Zwei US-Amerikaner, die an Ebola erkrankt sind, werden nach Atlanta ausgeflogen, um dort in einer Spezialklinik behandelt zu werden. Der erste Patient, ein Arzt, landete am Samstagabend Mitteleuropäischer Zeit in der Nähe der amerikanischen Großstadt. Er wurde in die Spezialklinik gefahren. In den kommenden Tagen soll die zweite Infizierte US-Amerikanerin, eine Missionarin, folgen.

Damit ist zum ersten Mal ein Ebola-Infizierter in die USA eingereist. Eine Gefahr für die Bevölkerung bestünde nicht, hieß es. Der Arzt und die Missionarin hatten in Liberia in einem Krankenhaus gearbeitet, in dem Ebola-Patienten behandelt wurden. In der Klinik im US-amerikanischen Atlanta wurde vor zwölf Jahren eine auf Ebola spezialisierte Einheit gegründet. Ebola gehört zu einer der tödlichsten Krankheiten und führt in 60 bis 90 Prozent aller Fälle zum Tod.

In Nigeria wurde am Samstag Entwarnung gegeben: zwei Verdachtsfälle haben sich nicht bestätigt. Stattdessen seien die Patienten am Dengue-Fieber erkrankt, sagte der nigerianische Gesundheitsminister. Sie sollen weiter beobachtet werden. Etwa 70 Menschen werden ebenfalls überwacht, da sie Kontakt mit einem Berater der liberianischen Regierung gehabt haben sollen. Der Berater war mit einem Flugzeug in die Hauptstadt Nigerias geflogen und kurze Zeit später in einem Krankenhaus in Lagos an Ebola gestorben.

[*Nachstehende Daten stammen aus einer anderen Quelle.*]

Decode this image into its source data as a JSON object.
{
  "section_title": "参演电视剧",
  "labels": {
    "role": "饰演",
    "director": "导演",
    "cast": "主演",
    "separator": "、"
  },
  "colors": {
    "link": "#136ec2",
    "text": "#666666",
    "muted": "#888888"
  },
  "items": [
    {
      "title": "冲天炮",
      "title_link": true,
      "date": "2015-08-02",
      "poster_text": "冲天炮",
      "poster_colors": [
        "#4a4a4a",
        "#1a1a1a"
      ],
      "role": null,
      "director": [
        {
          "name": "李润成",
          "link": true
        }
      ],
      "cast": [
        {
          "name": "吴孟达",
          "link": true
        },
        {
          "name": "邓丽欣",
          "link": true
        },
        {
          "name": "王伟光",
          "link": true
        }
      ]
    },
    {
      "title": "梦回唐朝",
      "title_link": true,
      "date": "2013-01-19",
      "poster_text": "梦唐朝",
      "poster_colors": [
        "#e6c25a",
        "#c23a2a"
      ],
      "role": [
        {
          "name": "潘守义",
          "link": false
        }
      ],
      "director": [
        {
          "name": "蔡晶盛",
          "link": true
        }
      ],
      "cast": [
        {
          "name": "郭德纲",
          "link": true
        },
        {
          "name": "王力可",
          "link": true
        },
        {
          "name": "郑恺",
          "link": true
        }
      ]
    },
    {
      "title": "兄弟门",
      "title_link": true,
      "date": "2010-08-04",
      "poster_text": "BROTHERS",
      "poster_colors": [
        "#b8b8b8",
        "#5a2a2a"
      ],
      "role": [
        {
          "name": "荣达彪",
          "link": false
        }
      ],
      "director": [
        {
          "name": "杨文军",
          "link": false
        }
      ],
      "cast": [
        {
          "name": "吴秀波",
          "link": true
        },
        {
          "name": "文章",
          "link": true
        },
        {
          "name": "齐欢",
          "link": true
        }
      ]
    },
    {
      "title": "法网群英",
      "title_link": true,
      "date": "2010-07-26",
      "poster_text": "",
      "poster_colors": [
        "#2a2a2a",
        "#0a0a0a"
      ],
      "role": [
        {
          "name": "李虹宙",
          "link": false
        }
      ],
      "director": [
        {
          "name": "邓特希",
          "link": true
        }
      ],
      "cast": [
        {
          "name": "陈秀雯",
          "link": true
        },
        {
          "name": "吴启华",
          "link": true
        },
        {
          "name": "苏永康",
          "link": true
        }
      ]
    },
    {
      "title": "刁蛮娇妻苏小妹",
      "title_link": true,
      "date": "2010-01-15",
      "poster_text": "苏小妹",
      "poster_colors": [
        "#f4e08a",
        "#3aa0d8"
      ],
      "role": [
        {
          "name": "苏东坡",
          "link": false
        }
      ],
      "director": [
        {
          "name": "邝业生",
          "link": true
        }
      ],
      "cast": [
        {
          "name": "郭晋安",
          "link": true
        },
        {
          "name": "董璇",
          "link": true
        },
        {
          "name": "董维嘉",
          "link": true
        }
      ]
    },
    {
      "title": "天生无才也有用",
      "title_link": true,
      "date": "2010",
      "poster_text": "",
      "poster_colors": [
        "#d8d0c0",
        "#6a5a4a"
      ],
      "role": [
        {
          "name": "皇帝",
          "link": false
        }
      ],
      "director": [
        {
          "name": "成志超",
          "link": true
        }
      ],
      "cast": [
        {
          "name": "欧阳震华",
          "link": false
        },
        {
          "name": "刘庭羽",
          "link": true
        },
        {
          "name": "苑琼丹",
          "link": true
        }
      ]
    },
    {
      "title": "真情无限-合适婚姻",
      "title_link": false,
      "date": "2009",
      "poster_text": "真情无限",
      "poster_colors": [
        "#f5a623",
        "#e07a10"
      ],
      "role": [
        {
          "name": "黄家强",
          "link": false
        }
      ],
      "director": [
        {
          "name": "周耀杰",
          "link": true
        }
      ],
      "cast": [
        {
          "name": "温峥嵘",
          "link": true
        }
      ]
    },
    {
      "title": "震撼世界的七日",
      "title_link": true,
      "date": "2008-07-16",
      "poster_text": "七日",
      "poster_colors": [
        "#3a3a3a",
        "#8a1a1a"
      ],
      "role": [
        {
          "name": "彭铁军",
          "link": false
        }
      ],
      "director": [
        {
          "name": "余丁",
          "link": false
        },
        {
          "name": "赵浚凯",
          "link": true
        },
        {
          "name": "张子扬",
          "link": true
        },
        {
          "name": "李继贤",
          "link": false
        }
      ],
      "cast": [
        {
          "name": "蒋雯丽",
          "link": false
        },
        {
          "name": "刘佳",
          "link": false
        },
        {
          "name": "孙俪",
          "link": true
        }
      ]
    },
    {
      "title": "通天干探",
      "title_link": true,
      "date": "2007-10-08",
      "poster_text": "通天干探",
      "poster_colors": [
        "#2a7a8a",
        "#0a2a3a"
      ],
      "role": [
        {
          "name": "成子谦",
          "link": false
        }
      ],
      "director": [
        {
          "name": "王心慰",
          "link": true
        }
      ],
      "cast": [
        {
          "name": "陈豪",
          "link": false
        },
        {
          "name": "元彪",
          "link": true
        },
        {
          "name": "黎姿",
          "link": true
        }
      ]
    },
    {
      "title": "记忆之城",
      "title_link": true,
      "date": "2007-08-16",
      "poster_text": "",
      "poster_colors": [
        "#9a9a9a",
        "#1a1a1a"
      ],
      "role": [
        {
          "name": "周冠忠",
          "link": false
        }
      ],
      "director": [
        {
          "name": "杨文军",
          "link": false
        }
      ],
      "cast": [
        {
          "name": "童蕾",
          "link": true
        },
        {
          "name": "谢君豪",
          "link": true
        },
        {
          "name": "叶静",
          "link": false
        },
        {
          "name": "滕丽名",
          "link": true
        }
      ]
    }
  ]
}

Die arabische Fluglinie Emirates hat inzwischen mitgeteilt, dass es das westafrikanische Land Guinea wegen der Epidemie nicht mehr anfliegen werde. Ebola war zuerst in Guinea aufgetreten und hatte sich von dort nach Liberia und Sierra Leone ausgebreitet. Liberia und Sierra Leone fliegt Emirates planmäßig nicht an.

Die Lufthansa hatte erklärt, dass es keine Notwendigkeit gebe, die Sicherheitsvorkehrungen zu verschärfen. Die zur Lufthansa-Gruppe gehörende Brussels Airlines führe ihre elf Flüge pro Woche nach Westafrika auch weiterhin durch. Ein Unternehmenssprecher sagte, die Zahl der Buchungen sei konstant. Der internationale Luftfahrt-Dachverband Iata hatte am Donnerstag erklärt, die WHO sehe keinen Grund für Reisebeschränkungen. Die Gefahr, sich während eines Fluges anzustecken, sei gering und bestehe nur, wenn die Krankheit während des Flugs akut ausbrechen würde. 

Nach Angaben der WHO sind seit Februar mindestens 729 Menschen an dem Virus gestorben, darunter 60 medizinische Kräfte. Mehr als 1.300 Menschen hätten sich infiziert. Die Übertragung erfolgt, anders als etwa bei der Grippe, nicht über die Luft, sondern durch den direkten Kontakt von Körperflüssigkeiten. Der Virus verbreitet sich durch direkten Kontakt mit Blut, Urin, Speichel oder anderen Körperflüssigkeiten von einer infizierten Person.